Vendredi, 12 février 2021

https://upload.wikimedia.org/wikipedia/commons/a/aa/Death_of_Marat_by_David.jpg

Le passé simple. Le passé fixe. Le passé me fixe comme on fixe le cliché. Un cliché. Et moi, dans tel à tel moment, à tel état. Tellement que j’y m’accroche. Au passé, au présent mais, le futur. Non.
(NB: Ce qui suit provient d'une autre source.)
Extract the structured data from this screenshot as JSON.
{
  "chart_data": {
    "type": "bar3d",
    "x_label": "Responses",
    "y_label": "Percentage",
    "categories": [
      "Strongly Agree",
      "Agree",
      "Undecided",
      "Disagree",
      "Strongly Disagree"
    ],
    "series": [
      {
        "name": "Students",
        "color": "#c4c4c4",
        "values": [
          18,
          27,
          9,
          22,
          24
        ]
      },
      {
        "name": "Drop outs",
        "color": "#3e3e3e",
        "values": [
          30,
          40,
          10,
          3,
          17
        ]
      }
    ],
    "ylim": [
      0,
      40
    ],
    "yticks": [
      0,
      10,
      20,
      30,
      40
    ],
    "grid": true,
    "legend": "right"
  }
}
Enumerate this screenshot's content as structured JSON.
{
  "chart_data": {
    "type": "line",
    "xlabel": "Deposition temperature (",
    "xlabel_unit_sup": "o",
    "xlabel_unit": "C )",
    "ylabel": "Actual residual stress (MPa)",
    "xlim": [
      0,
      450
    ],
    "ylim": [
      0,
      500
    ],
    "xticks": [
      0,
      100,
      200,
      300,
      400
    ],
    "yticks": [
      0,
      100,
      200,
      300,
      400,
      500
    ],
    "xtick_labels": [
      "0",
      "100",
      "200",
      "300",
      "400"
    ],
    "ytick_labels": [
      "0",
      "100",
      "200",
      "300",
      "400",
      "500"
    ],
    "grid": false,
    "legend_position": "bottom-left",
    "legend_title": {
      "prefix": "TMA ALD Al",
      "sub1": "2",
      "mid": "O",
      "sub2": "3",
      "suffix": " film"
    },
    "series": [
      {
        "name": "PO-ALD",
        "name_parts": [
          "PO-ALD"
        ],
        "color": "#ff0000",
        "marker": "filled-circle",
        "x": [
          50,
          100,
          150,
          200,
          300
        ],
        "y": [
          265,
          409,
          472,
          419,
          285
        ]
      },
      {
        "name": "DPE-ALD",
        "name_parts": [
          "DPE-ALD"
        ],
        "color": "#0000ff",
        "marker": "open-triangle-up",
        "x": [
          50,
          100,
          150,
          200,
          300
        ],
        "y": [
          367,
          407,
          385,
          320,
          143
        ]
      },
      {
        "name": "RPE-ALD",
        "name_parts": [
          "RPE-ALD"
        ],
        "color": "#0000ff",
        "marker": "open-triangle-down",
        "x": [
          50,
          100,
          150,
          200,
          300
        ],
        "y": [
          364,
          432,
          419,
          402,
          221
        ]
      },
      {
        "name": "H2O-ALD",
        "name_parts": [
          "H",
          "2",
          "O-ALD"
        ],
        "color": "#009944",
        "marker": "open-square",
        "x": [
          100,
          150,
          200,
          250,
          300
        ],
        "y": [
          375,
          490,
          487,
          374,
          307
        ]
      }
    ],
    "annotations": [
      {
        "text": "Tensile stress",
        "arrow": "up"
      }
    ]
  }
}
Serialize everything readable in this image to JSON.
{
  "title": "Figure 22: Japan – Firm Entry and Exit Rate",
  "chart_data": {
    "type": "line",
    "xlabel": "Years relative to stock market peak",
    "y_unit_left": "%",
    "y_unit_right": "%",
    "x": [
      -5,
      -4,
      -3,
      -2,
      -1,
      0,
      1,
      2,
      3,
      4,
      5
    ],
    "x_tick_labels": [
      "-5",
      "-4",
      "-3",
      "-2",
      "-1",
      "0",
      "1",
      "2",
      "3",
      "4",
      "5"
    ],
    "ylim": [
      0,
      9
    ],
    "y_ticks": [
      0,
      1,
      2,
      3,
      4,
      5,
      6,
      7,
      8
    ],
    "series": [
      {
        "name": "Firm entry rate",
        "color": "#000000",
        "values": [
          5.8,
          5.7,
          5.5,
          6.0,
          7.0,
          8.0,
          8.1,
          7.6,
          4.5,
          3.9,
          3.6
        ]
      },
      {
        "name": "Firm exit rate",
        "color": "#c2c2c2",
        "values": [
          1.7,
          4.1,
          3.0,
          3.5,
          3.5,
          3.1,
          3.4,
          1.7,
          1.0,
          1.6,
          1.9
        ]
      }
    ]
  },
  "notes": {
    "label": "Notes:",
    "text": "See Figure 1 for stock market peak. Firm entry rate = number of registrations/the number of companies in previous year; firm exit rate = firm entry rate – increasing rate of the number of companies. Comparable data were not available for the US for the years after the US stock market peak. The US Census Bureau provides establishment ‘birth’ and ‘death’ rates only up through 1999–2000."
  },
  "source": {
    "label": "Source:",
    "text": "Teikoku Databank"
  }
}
Mais qu’en est-il des fragments, des éclats, des échos qui remontent à la surface, qui nagent à contre courant et craquellent l’immédiat.
Je parle. A lui. Chaise à chaise. Face à face. Je lui dis mes démons, je lui dis mes comment, mes corps et mes pulsions. Je lui dis.
Je prête attention aux indices, aux signes, aux symboles qui sont susceptibles de me mener quelque part, autre part. Plus bas. Plus profond. Ils me mènent à ce qui a été submergé. Je nettoie d’un coup de main, d’un coup d’hier. Car, demain me frappe, il m’inquiète. Je veux la légèreté, l’accord secret, l’entente tacite. Je veux demain, en toute connivence.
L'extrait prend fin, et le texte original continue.